CREACIONS

El legado de mi abuelo

21-Trentadies-Cuento

Por Sirag Nabih  Ilustración Germán Gállego

Yo lo respeto todo eh. Pero cuando me dijeron que heredaba las colecciones de mi abuelo me imaginaba otra cosa. Normalmente uno encuentra rarezas que han estado ocultas en un desván durante años y resultan ser muy valiosas. Tampoco es que imaginara una fortuna de millones, pero sí algún objeto singular que pudiera vender. Tengo la pantalla del móvil rota desde hace dos meses y se está empezando a despegar la parte que es como blanca. Es normal que quiera cambiarlo, ¿no?

En seguida me centré en las dos colecciones que potencialmente podían ser más rentables: la de monedas y la de cómics. La primera resultó ser un fracaso. Por lo que me dijeron en la casa de empeño, la colección de mi abuelo carecía de cualquier tipo de valor numismático. Simplemente se había limitado a acumular monedas de sus viajes sin importar su estado o futuro rédito. Pensé que quizá tendría algún tipo de valor sentimental, por lo que decidí volver con la colección completa a casa.

Lo de los cómics fue más frustrante. Podría entender que alguien, por ejemplo, viaje por el mundo y decida guardar una moneda de cada lugar sin importar el valor, por una cuestión sentimental. Pero, ¿quién guarda cómics antiguos si no es para su futura revalorización? En efecto, la colección de mi abuelo contaba con todos los ejemplares salvo aquellos de más valor entre los círculos de coleccionistas. Cambié de casa de empeños, pensando que quizá me estaban tomando el pelo. Me dijeron lo mismo, aunque el tipo de la segunda tienda me dijo que seguramente mi abuelo había vendido los números más valiosos, quizá en alguna época de dificultad. Yo respeto la memoria de los muertos, pero si él mismo vende su colección, digo yo que yo también podré, ¿no? Por los cómics he sacado casi cien euros.

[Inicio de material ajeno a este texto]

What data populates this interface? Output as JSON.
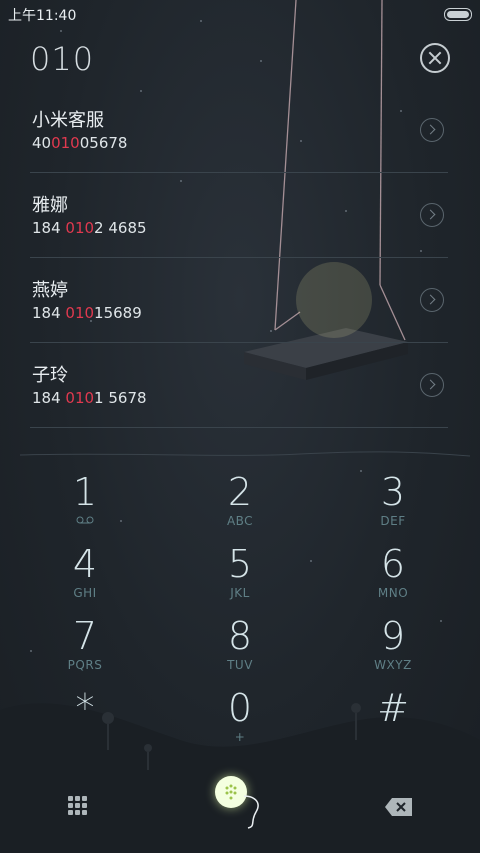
{
  "status_bar": {
    "time": "上午11:40"
  },
  "dialer": {
    "query": "010"
  },
  "contacts": [
    {
      "name": "小米客服",
      "num_pre": "40",
      "num_hl": "010",
      "num_post": "05678"
    },
    {
      "name": "雅娜",
      "num_pre": "184 ",
      "num_hl": "010",
      "num_post": "2 4685"
    },
    {
      "name": "燕婷",
      "num_pre": "184 ",
      "num_hl": "010",
      "num_post": "15689"
    },
    {
      "name": "子玲",
      "num_pre": "184 ",
      "num_hl": "010",
      "num_post": "1 5678"
    }
  ],
  "keypad": [
    {
      "digit": "1",
      "sub": ""
    },
    {
      "digit": "2",
      "sub": "ABC"
    },
    {
      "digit": "3",
      "sub": "DEF"
    },
    {
      "digit": "4",
      "sub": "GHI"
    },
    {
      "digit": "5",
      "sub": "JKL"
    },
    {
      "digit": "6",
      "sub": "MNO"
    },
    {
      "digit": "7",
      "sub": "PQRS"
    },
    {
      "digit": "8",
      "sub": "TUV"
    },
    {
      "digit": "9",
      "sub": "WXYZ"
    },
    {
      "digit": "*",
      "sub": ""
    },
    {
      "digit": "0",
      "sub": "+"
    },
    {
      "digit": "#",
      "sub": ""
    }
  ],
  "icons": {
    "voicemail": "voicemail-icon",
    "keypad_toggle": "keypad-grid-icon",
    "call": "call-icon",
    "backspace": "backspace-icon",
    "clear": "clear-icon"
  },
  "colors": {
    "highlight": "#e0394f",
    "accent_call": "#f4ffe0"
  }
}
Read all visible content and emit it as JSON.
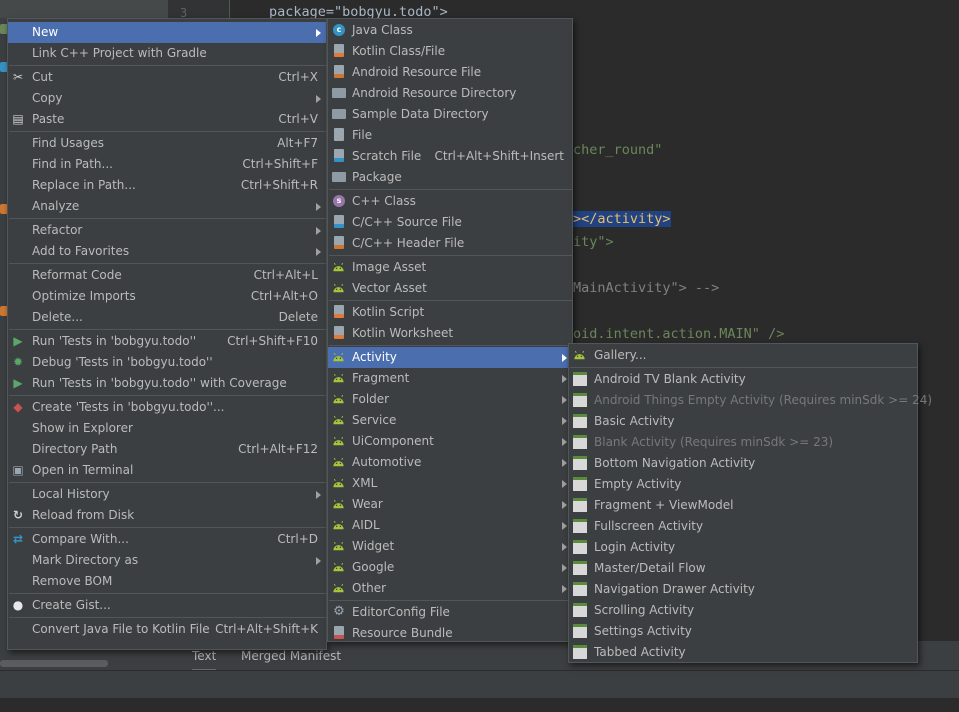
{
  "editor": {
    "line_number": "3",
    "code_lines": [
      {
        "text": "package=\"bobgyu.todo\">"
      },
      {
        "text": "cher_round\""
      },
      {
        "text": "></activity>"
      },
      {
        "text": "ity\">"
      },
      {
        "text": "MainActivity\"> -->"
      },
      {
        "text": "oid.intent.action.MAIN\" />"
      }
    ]
  },
  "bottom_tabs": [
    "Text",
    "Merged Manifest"
  ],
  "context_menu": {
    "items": [
      {
        "label": "New",
        "submenu": true
      },
      {
        "label": "Link C++ Project with Gradle"
      },
      {
        "label": "Cut",
        "shortcut": "Ctrl+X",
        "icon": "scissors-icon"
      },
      {
        "label": "Copy",
        "submenu": true
      },
      {
        "label": "Paste",
        "shortcut": "Ctrl+V",
        "icon": "clipboard-icon"
      },
      {
        "label": "Find Usages",
        "shortcut": "Alt+F7"
      },
      {
        "label": "Find in Path...",
        "shortcut": "Ctrl+Shift+F"
      },
      {
        "label": "Replace in Path...",
        "shortcut": "Ctrl+Shift+R"
      },
      {
        "label": "Analyze",
        "submenu": true
      },
      {
        "label": "Refactor",
        "submenu": true
      },
      {
        "label": "Add to Favorites",
        "submenu": true
      },
      {
        "label": "Reformat Code",
        "shortcut": "Ctrl+Alt+L"
      },
      {
        "label": "Optimize Imports",
        "shortcut": "Ctrl+Alt+O"
      },
      {
        "label": "Delete...",
        "shortcut": "Delete"
      },
      {
        "label": "Run 'Tests in 'bobgyu.todo''",
        "shortcut": "Ctrl+Shift+F10",
        "icon": "run-icon"
      },
      {
        "label": "Debug 'Tests in 'bobgyu.todo''",
        "icon": "debug-icon"
      },
      {
        "label": "Run 'Tests in 'bobgyu.todo'' with Coverage",
        "icon": "coverage-icon"
      },
      {
        "label": "Create 'Tests in 'bobgyu.todo''...",
        "icon": "create-test-icon"
      },
      {
        "label": "Show in Explorer"
      },
      {
        "label": "Directory Path",
        "shortcut": "Ctrl+Alt+F12"
      },
      {
        "label": "Open in Terminal",
        "icon": "terminal-icon"
      },
      {
        "label": "Local History",
        "submenu": true
      },
      {
        "label": "Reload from Disk",
        "icon": "reload-icon"
      },
      {
        "label": "Compare With...",
        "shortcut": "Ctrl+D",
        "icon": "compare-icon"
      },
      {
        "label": "Mark Directory as",
        "submenu": true
      },
      {
        "label": "Remove BOM"
      },
      {
        "label": "Create Gist...",
        "icon": "github-icon"
      },
      {
        "label": "Convert Java File to Kotlin File",
        "shortcut": "Ctrl+Alt+Shift+K"
      }
    ]
  },
  "new_menu": {
    "items": [
      {
        "label": "Java Class",
        "icon": "java-class-icon"
      },
      {
        "label": "Kotlin Class/File",
        "icon": "kotlin-file-icon"
      },
      {
        "label": "Android Resource File",
        "icon": "android-resource-file-icon"
      },
      {
        "label": "Android Resource Directory",
        "icon": "folder-icon"
      },
      {
        "label": "Sample Data Directory",
        "icon": "folder-icon"
      },
      {
        "label": "File",
        "icon": "file-icon"
      },
      {
        "label": "Scratch File",
        "shortcut": "Ctrl+Alt+Shift+Insert",
        "icon": "scratch-file-icon"
      },
      {
        "label": "Package",
        "icon": "package-icon"
      },
      {
        "label": "C++ Class",
        "icon": "cpp-class-icon"
      },
      {
        "label": "C/C++ Source File",
        "icon": "cpp-source-icon"
      },
      {
        "label": "C/C++ Header File",
        "icon": "cpp-header-icon"
      },
      {
        "label": "Image Asset",
        "icon": "android-icon"
      },
      {
        "label": "Vector Asset",
        "icon": "android-icon"
      },
      {
        "label": "Kotlin Script",
        "icon": "kotlin-script-icon"
      },
      {
        "label": "Kotlin Worksheet",
        "icon": "kotlin-worksheet-icon"
      },
      {
        "label": "Activity",
        "submenu": true,
        "icon": "android-icon"
      },
      {
        "label": "Fragment",
        "submenu": true,
        "icon": "android-icon"
      },
      {
        "label": "Folder",
        "submenu": true,
        "icon": "android-icon"
      },
      {
        "label": "Service",
        "submenu": true,
        "icon": "android-icon"
      },
      {
        "label": "UiComponent",
        "submenu": true,
        "icon": "android-icon"
      },
      {
        "label": "Automotive",
        "submenu": true,
        "icon": "android-icon"
      },
      {
        "label": "XML",
        "submenu": true,
        "icon": "android-icon"
      },
      {
        "label": "Wear",
        "submenu": true,
        "icon": "android-icon"
      },
      {
        "label": "AIDL",
        "submenu": true,
        "icon": "android-icon"
      },
      {
        "label": "Widget",
        "submenu": true,
        "icon": "android-icon"
      },
      {
        "label": "Google",
        "submenu": true,
        "icon": "android-icon"
      },
      {
        "label": "Other",
        "submenu": true,
        "icon": "android-icon"
      },
      {
        "label": "EditorConfig File",
        "icon": "gear-icon"
      },
      {
        "label": "Resource Bundle",
        "icon": "resource-bundle-icon"
      }
    ]
  },
  "activity_menu": {
    "items": [
      {
        "label": "Gallery...",
        "icon": "android-icon"
      },
      {
        "label": "Android TV Blank Activity",
        "icon": "activity-template-icon"
      },
      {
        "label": "Android Things Empty Activity (Requires minSdk >= 24)",
        "disabled": true,
        "icon": "activity-template-icon"
      },
      {
        "label": "Basic Activity",
        "icon": "activity-template-icon"
      },
      {
        "label": "Blank Activity (Requires minSdk >= 23)",
        "disabled": true,
        "icon": "activity-template-icon"
      },
      {
        "label": "Bottom Navigation Activity",
        "icon": "activity-template-icon"
      },
      {
        "label": "Empty Activity",
        "icon": "activity-template-icon"
      },
      {
        "label": "Fragment + ViewModel",
        "icon": "activity-template-icon"
      },
      {
        "label": "Fullscreen Activity",
        "icon": "activity-template-icon"
      },
      {
        "label": "Login Activity",
        "icon": "activity-template-icon"
      },
      {
        "label": "Master/Detail Flow",
        "icon": "activity-template-icon"
      },
      {
        "label": "Navigation Drawer Activity",
        "icon": "activity-template-icon"
      },
      {
        "label": "Scrolling Activity",
        "icon": "activity-template-icon"
      },
      {
        "label": "Settings Activity",
        "icon": "activity-template-icon"
      },
      {
        "label": "Tabbed Activity",
        "icon": "activity-template-icon"
      }
    ]
  },
  "colors": {
    "menu_bg": "#3c3f41",
    "selection": "#4b6eaf",
    "android_green": "#a4c639",
    "editor_bg": "#2b2b2b"
  }
}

La que me tiene en un dilema es su colección de arena de diferentes partes del mundo. No es que sea supersticioso, pero desde que está en casa han pasado cosas raras. Leí que de las pirámides de Egipto no te puedes llevar nada, o te cae una maldición. Y poco después de que llegaran los botecitos de marras, mira, se me rompió el móvil. Además la arena de Koh Chang y la de Hawái pondría la mano en el fuego que son la misma. No digo que mi abuelo fuera un mentiroso, pero el hombre estaba mayor y al final sí que es verdad que había puesto alguna vez el mando de la televisión en la nevera. Creo que regalaré esa colección a algún amigo. Tampoco es que regale una maldición, si la persona no es supersticiosa, claro.